There's a gripping watershed moment in the book where Tara must answer her father's ultimatum: either believe in his radical doctrine or be disowned as a daughter. Understandably, she wrestles with the choice for days on end. On the one hand, she knows her dad's reality is warped, and giving in to him would be giving up on all the truths she's discovered since leaving his nest. But on the other, I can't help but sympathize with her for the psychological and emotional toll it must've taken to have to choose between her father's approval and the truths her eyes have been opened to--the knowledge that once seen, cannot be unseen.

It took courage for Tara to ultimately choose her truth, the truth, which so sharply defied her father's. Such a choice created a chasm between the two that her father's pride would never allow him to cross. In this tragic part of the story, I can see how families, friends, and communities are ripped apart by a refusal to love people who don't see the world the same way as us. It's why an unwillingness to love people we disagree with tears at the fabric of society.

Tara's story of discovering the world outside of her father's dogma is extreme, but I don't think it's entirely unique. We're all shaped by our upbringings to an extent, and at some point, all of us find out things we've been taught that weren't quite right.

Becoming educated is about learning to think for ourselves by taking our earnestly-held ideas and exposing them to the harsh light of reality.

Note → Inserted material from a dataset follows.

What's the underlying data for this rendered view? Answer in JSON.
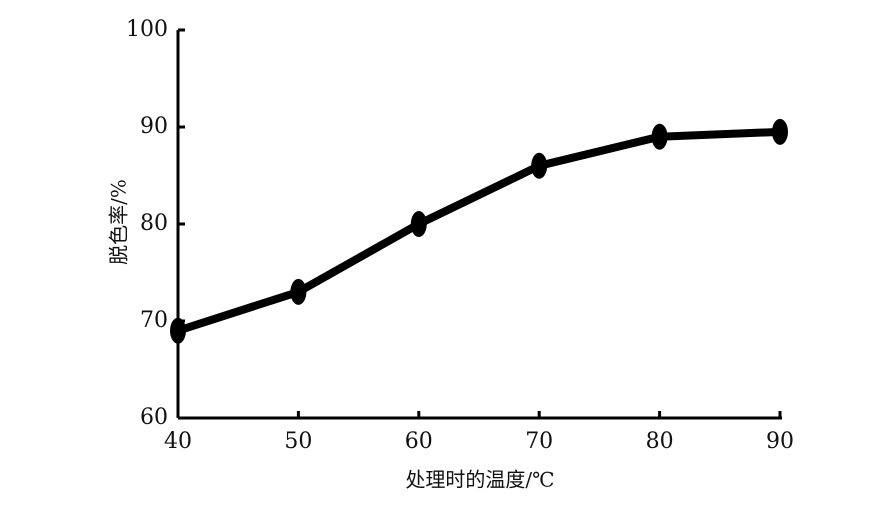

It means unlearning the wrong ways we've thought about life and constructing new schemas to fill in the gaps, which is how empathy, good sense, and humility develop. Education empowers us to choose a reality different from the one that's been handed to us, and it gives us the voice to stand by our ideas once we do.

Favorite Quotes from Educated:

"Decided. Choices, numberless as grains of sand, had layered and compressed, coalescing into sediment, then into rock, until all was set in stone."

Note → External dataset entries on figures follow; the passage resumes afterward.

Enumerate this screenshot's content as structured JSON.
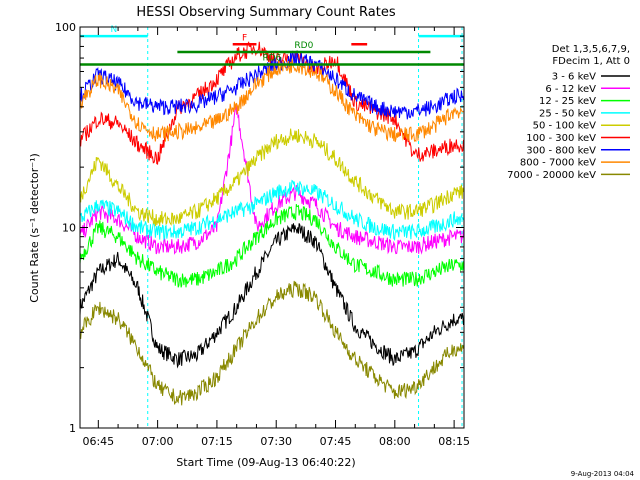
{
  "chart_data": {
    "type": "line",
    "title": "HESSI Observing Summary Count Rates",
    "xlabel": "Start Time (09-Aug-13 06:40:22)",
    "ylabel": "Count Rate (s⁻¹ detector⁻¹)",
    "yscale": "log",
    "ylim": [
      1,
      100
    ],
    "xlim": [
      "06:40:22",
      "08:17:30"
    ],
    "x_ticks": [
      "06:45",
      "07:00",
      "07:15",
      "07:30",
      "07:45",
      "08:00",
      "08:15"
    ],
    "y_ticks": [
      1,
      10,
      100
    ],
    "grid": false,
    "legend": {
      "position": "right",
      "header": [
        "Det 1,3,5,6,7,9,",
        "FDecim 1, Att 0"
      ],
      "entries": [
        {
          "label": "3 - 6 keV",
          "color": "#000000"
        },
        {
          "label": "6 - 12 keV",
          "color": "#ff00ff"
        },
        {
          "label": "12 - 25 keV",
          "color": "#00ff00"
        },
        {
          "label": "25 - 50 keV",
          "color": "#00ffff"
        },
        {
          "label": "50 - 100 keV",
          "color": "#cccc00"
        },
        {
          "label": "100 - 300 keV",
          "color": "#ff0000"
        },
        {
          "label": "300 - 800 keV",
          "color": "#0000ff"
        },
        {
          "label": "800 - 7000 keV",
          "color": "#ff8800"
        },
        {
          "label": "7000 - 20000 keV",
          "color": "#888800"
        }
      ]
    },
    "series": [
      {
        "name": "3 - 6 keV",
        "color": "#000000",
        "x": [
          "06:40",
          "06:45",
          "06:50",
          "06:55",
          "07:00",
          "07:05",
          "07:10",
          "07:15",
          "07:20",
          "07:25",
          "07:30",
          "07:35",
          "07:40",
          "07:45",
          "07:50",
          "07:55",
          "08:00",
          "08:05",
          "08:10",
          "08:15"
        ],
        "values": [
          4,
          6,
          7,
          5,
          2.5,
          2.2,
          2.3,
          3,
          4,
          6,
          8.5,
          10,
          8.5,
          5,
          3.2,
          2.6,
          2.2,
          2.4,
          3,
          3.5
        ]
      },
      {
        "name": "6 - 12 keV",
        "color": "#ff00ff",
        "x": [
          "06:40",
          "06:45",
          "06:50",
          "06:55",
          "07:00",
          "07:05",
          "07:10",
          "07:15",
          "07:20",
          "07:25",
          "07:30",
          "07:35",
          "07:40",
          "07:45",
          "07:50",
          "07:55",
          "08:00",
          "08:05",
          "08:10",
          "08:15"
        ],
        "values": [
          9,
          12,
          11,
          9,
          8,
          8,
          8.5,
          10,
          40,
          10,
          13,
          15,
          13,
          10,
          9,
          8.5,
          8,
          8,
          8.5,
          9
        ]
      },
      {
        "name": "12 - 25 keV",
        "color": "#00ff00",
        "x": [
          "06:40",
          "06:45",
          "06:50",
          "06:55",
          "07:00",
          "07:05",
          "07:10",
          "07:15",
          "07:20",
          "07:25",
          "07:30",
          "07:35",
          "07:40",
          "07:45",
          "07:50",
          "07:55",
          "08:00",
          "08:05",
          "08:10",
          "08:15"
        ],
        "values": [
          7,
          10,
          9,
          7,
          6,
          5.5,
          5.5,
          6,
          7,
          9,
          11,
          12,
          11,
          8,
          6.5,
          6,
          5.5,
          5.5,
          6,
          6.5
        ]
      },
      {
        "name": "25 - 50 keV",
        "color": "#00ffff",
        "x": [
          "06:40",
          "06:45",
          "06:50",
          "06:55",
          "07:00",
          "07:05",
          "07:10",
          "07:15",
          "07:20",
          "07:25",
          "07:30",
          "07:35",
          "07:40",
          "07:45",
          "07:50",
          "07:55",
          "08:00",
          "08:05",
          "08:10",
          "08:15"
        ],
        "values": [
          11,
          13,
          12,
          10,
          9.5,
          9.5,
          10,
          11,
          12,
          13,
          15,
          16,
          15,
          13,
          11,
          10,
          9.5,
          9.5,
          10,
          11
        ]
      },
      {
        "name": "50 - 100 keV",
        "color": "#cccc00",
        "x": [
          "06:40",
          "06:45",
          "06:50",
          "06:55",
          "07:00",
          "07:05",
          "07:10",
          "07:15",
          "07:20",
          "07:25",
          "07:30",
          "07:35",
          "07:40",
          "07:45",
          "07:50",
          "07:55",
          "08:00",
          "08:05",
          "08:10",
          "08:15"
        ],
        "values": [
          14,
          22,
          16,
          12,
          11,
          11,
          12,
          14,
          17,
          22,
          27,
          29,
          27,
          22,
          17,
          14,
          12,
          12,
          13,
          15
        ]
      },
      {
        "name": "100 - 300 keV",
        "color": "#ff0000",
        "x": [
          "06:40",
          "06:45",
          "06:50",
          "06:55",
          "07:00",
          "07:05",
          "07:10",
          "07:15",
          "07:20",
          "07:25",
          "07:30",
          "07:35",
          "07:40",
          "07:45",
          "07:50",
          "07:55",
          "08:00",
          "08:05",
          "08:10",
          "08:15"
        ],
        "values": [
          27,
          35,
          33,
          26,
          22,
          39,
          45,
          55,
          72,
          80,
          68,
          72,
          60,
          70,
          42,
          38,
          35,
          23,
          24,
          26
        ]
      },
      {
        "name": "300 - 800 keV",
        "color": "#0000ff",
        "x": [
          "06:40",
          "06:45",
          "06:50",
          "06:55",
          "07:00",
          "07:05",
          "07:10",
          "07:15",
          "07:20",
          "07:25",
          "07:30",
          "07:35",
          "07:40",
          "07:45",
          "07:50",
          "07:55",
          "08:00",
          "08:05",
          "08:10",
          "08:15"
        ],
        "values": [
          45,
          58,
          52,
          42,
          40,
          40,
          41,
          45,
          50,
          58,
          65,
          70,
          65,
          55,
          45,
          40,
          38,
          38,
          40,
          45
        ]
      },
      {
        "name": "800 - 7000 keV",
        "color": "#ff8800",
        "x": [
          "06:40",
          "06:45",
          "06:50",
          "06:55",
          "07:00",
          "07:05",
          "07:10",
          "07:15",
          "07:20",
          "07:25",
          "07:30",
          "07:35",
          "07:40",
          "07:45",
          "07:50",
          "07:55",
          "08:00",
          "08:05",
          "08:10",
          "08:15"
        ],
        "values": [
          42,
          55,
          48,
          33,
          29,
          30,
          31,
          34,
          40,
          52,
          62,
          65,
          60,
          48,
          36,
          31,
          29,
          29,
          32,
          38
        ]
      },
      {
        "name": "7000 - 20000 keV",
        "color": "#888800",
        "x": [
          "06:40",
          "06:45",
          "06:50",
          "06:55",
          "07:00",
          "07:05",
          "07:10",
          "07:15",
          "07:20",
          "07:25",
          "07:30",
          "07:35",
          "07:40",
          "07:45",
          "07:50",
          "07:55",
          "08:00",
          "08:05",
          "08:10",
          "08:15"
        ],
        "values": [
          3,
          4,
          3.5,
          2.5,
          1.6,
          1.4,
          1.5,
          1.8,
          2.5,
          3.5,
          4.5,
          5,
          4.5,
          3,
          2.2,
          1.8,
          1.5,
          1.6,
          2,
          2.5
        ]
      }
    ],
    "flags": [
      {
        "label": "N",
        "color": "#00ffff",
        "value": 90,
        "segments": [
          [
            "06:40:22",
            "06:57:30"
          ],
          [
            "08:06:00",
            "08:17:30"
          ]
        ]
      },
      {
        "label": "RD0",
        "color": "#008800",
        "value": 75,
        "segments": [
          [
            "07:05:00",
            "08:09:00"
          ]
        ]
      },
      {
        "label": "RD6",
        "color": "#008800",
        "value": 65,
        "segments": [
          [
            "06:40:22",
            "08:17:30"
          ]
        ]
      },
      {
        "label": "F",
        "color": "#ff0000",
        "value": 82,
        "segments": [
          [
            "07:19:00",
            "07:25:00"
          ],
          [
            "07:49:00",
            "07:53:00"
          ]
        ]
      }
    ],
    "markers": [
      "06:40:22",
      "06:57:30",
      "08:06:00",
      "08:17:00"
    ]
  },
  "footer": {
    "timestamp": "9-Aug-2013 04:04"
  }
}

"The seed of curiosity had been planted; it needed nothing more than time and boredom to grow."

"The skill I was learning was a crucial one, the patience to read things I could not yet understand."

"My proximity to this murdered boy could be measured in the lives of people I knew. The calculation was not made with reference to vast historical or geological shifts-the fall of civilizations, the erosion of mountains. It was measured in the wrinkling of human flesh. In the lines on my mother's face."

"It's comforting to think the defect is mine, because that means it is under my power."

"Their voices were forceful, emphatic, absolute. It had never occurred to me that my voice might be as strong as theirs."

"I began to experience the most powerful advantage of money: the ability to think of things besides money."

"I could admire the past without being silenced by it."